Lo scrittore e finalista del Premio Strega 2018, ha parlato del suo ultimo libro L’uomo che trema, edito da Einaudi.
Il delicato e introspettivo tema della depressione viene sviscerato nelle pagine di “L’uomo che trema“, il memoir di Andrea Pomella, scrittore tra i 12 finalisti dell’edizione 20 “Premio strega”, oggi alla rubrica “Affari di Libri” con Mariagloria Fontana.
“Ho scelto questo genere perché, appunto, è la storia della mia depressione. Se avessi voluto trattare l’argomento in termini, diciamo così, canonici, con la fiction, avrei dovuto probabilmente interpellare specialisti di questa patologia e persone che ne soffrono, costruendoci intorno una storia, mentre in realtà io avevo già a disposizione un testimone privilegiato, ovvero io stesso” ha raccontato l’autore, specificando di aver “colto la palla al balzo quando, nel 2017, ho avuto il picco più alto della mia fase depressiva e, in quel caso, ho compiuto un’operazione abbastanza dilaniante, sdoppiandomi tra il me stesso che stava male ed era sotto terapia e il me stesso scrittore“.

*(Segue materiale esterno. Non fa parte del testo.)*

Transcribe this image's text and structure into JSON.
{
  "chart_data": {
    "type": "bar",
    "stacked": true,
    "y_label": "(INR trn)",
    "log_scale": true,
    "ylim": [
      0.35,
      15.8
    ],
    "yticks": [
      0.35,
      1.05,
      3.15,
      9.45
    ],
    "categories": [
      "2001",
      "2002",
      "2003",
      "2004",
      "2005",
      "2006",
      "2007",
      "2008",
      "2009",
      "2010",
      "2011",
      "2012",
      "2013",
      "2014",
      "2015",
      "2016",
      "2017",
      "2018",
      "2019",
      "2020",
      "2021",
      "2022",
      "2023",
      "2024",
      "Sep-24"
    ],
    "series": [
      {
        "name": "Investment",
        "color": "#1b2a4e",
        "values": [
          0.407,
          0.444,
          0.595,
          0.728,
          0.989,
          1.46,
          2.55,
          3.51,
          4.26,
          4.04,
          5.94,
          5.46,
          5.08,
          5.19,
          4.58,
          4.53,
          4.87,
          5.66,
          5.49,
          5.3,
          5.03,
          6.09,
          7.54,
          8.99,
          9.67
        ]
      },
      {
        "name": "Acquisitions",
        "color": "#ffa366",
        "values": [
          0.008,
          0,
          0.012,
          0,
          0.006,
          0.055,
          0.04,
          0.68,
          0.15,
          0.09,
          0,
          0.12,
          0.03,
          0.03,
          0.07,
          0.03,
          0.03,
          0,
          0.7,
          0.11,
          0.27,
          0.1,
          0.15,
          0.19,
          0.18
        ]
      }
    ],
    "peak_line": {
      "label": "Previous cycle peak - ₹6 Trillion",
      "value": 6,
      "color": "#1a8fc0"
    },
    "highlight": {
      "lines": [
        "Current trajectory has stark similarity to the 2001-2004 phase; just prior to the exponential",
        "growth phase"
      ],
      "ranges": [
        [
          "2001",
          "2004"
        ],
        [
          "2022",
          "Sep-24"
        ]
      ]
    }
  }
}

Sulla vicinanza e sulle similitudini con lo scrittore Giuseppe Berto, deceduto nel 1978, Pomella ha affermato di aver “dovuto fare un tributo a Giuseppe Berto perché è, appunto, il precedente più immediato e clamoroso del Novecento letterario italiano, per quanto riguarda la trattazione di questo tema. Avevo l’abitudine, oltretutto, nel periodo che racconto ne L’uomo che trema, di correre e di arrivare davanti casa Berto. Questa sorta di elastico ha assunto una valenza anche dal punto di vista metaforico, perché andare da Berto e tornare ogni volta mi sembrava un dato di fatto abbastanza significativo”.

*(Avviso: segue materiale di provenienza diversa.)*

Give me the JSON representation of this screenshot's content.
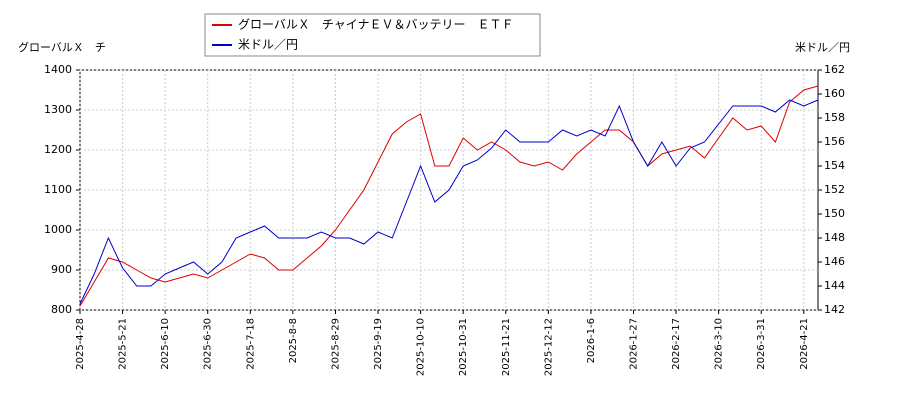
{
  "chart_data": {
    "type": "line",
    "y_label": "グローバルＸ　チ",
    "y2_label": "米ドル／円",
    "categories": [
      "2025-4-28",
      null,
      null,
      "2025-5-21",
      null,
      null,
      "2025-6-10",
      null,
      null,
      "2025-6-30",
      null,
      null,
      "2025-7-18",
      null,
      null,
      "2025-8-8",
      null,
      null,
      "2025-8-29",
      null,
      null,
      "2025-9-19",
      null,
      null,
      "2025-10-10",
      null,
      null,
      "2025-10-31",
      null,
      null,
      "2025-11-21",
      null,
      null,
      "2025-12-12",
      null,
      null,
      "2026-1-6",
      null,
      null,
      "2026-1-27",
      null,
      null,
      "2026-2-17",
      null,
      null,
      "2026-3-10",
      null,
      null,
      "2026-3-31",
      null,
      null,
      "2026-4-21",
      null
    ],
    "series": [
      {
        "name": "グローバルＸ　チャイナＥＶ＆バッテリー　ＥＴＦ",
        "color": "#dd0000",
        "values": [
          810,
          870,
          930,
          920,
          900,
          880,
          870,
          880,
          890,
          880,
          900,
          920,
          940,
          930,
          900,
          900,
          930,
          960,
          1000,
          1050,
          1100,
          1170,
          1240,
          1270,
          1290,
          1160,
          1160,
          1230,
          1200,
          1220,
          1200,
          1170,
          1160,
          1170,
          1150,
          1190,
          1220,
          1250,
          1250,
          1220,
          1160,
          1190,
          1200,
          1210,
          1180,
          1230,
          1280,
          1250,
          1260,
          1220,
          1320,
          1350,
          1360
        ]
      },
      {
        "name": "米ドル／円",
        "color": "#0000cc",
        "axis": "y2",
        "values": [
          142.5,
          145,
          148,
          145.5,
          144,
          144,
          145,
          145.5,
          146,
          145,
          146,
          148,
          148.5,
          149,
          148,
          148,
          148,
          148.5,
          148,
          148,
          147.5,
          148.5,
          148,
          151,
          154,
          151,
          152,
          154,
          154.5,
          155.5,
          157,
          156,
          156,
          156,
          157,
          156.5,
          157,
          156.5,
          159,
          156,
          154,
          156,
          154,
          155.5,
          156,
          157.5,
          159,
          159,
          159,
          158.5,
          159.5,
          159,
          159.5
        ]
      }
    ],
    "ylim": [
      800,
      1400
    ],
    "yticks": [
      800,
      900,
      1000,
      1100,
      1200,
      1300,
      1400
    ],
    "y2lim": [
      142,
      162
    ],
    "y2ticks": [
      142,
      144,
      146,
      148,
      150,
      152,
      154,
      156,
      158,
      160,
      162
    ],
    "grid": true
  }
}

“Ho cercato, tra le innumerevoli radici che hanno dato vita alla mia depressione, una delle più resistenti è proprio il rapporto conflittuale con la figura paterna. Giuseppe Berto aveva lo stesso problema, se vogliamo, anche se declinato in maniera diversa. Berto è diventato una sorta di doppio binario, sul quale io mi sono mosso per cercare di aggiornare quello che è Il male oscuro ai giorni nostri, tanto che uno dei titoli possibili de L’uomo che trema era Il male bianco perché in quel picco depressivo, vedevo una luce, non un’oscurità. E’ un po’ gioco di paradossi” ha aggiunto poi Andrea Pomella.
“La depressione la definisco la malattia della consapevolezza o, se vogliamo, dell’iperconsapevolezza. Nel picco depressivo, l’uomo crede di essere arrivato al grado zero della verità e riesce a vedere gli affetti a lui più cari come figure geometriche semplici, svuotate di significato. In quel momento, ci si chiede se uno sguardo così lucido non ci consente di dire che siamo noi le persone sane e che sono, invece, tutti gli altri ad essere malati perché, in realtà, lo stato cosiddetto normale porta a vedere le cose attraverso una sorta di patina nebbiosa” ha spiegato lo scrittore, chiudendo il discorso.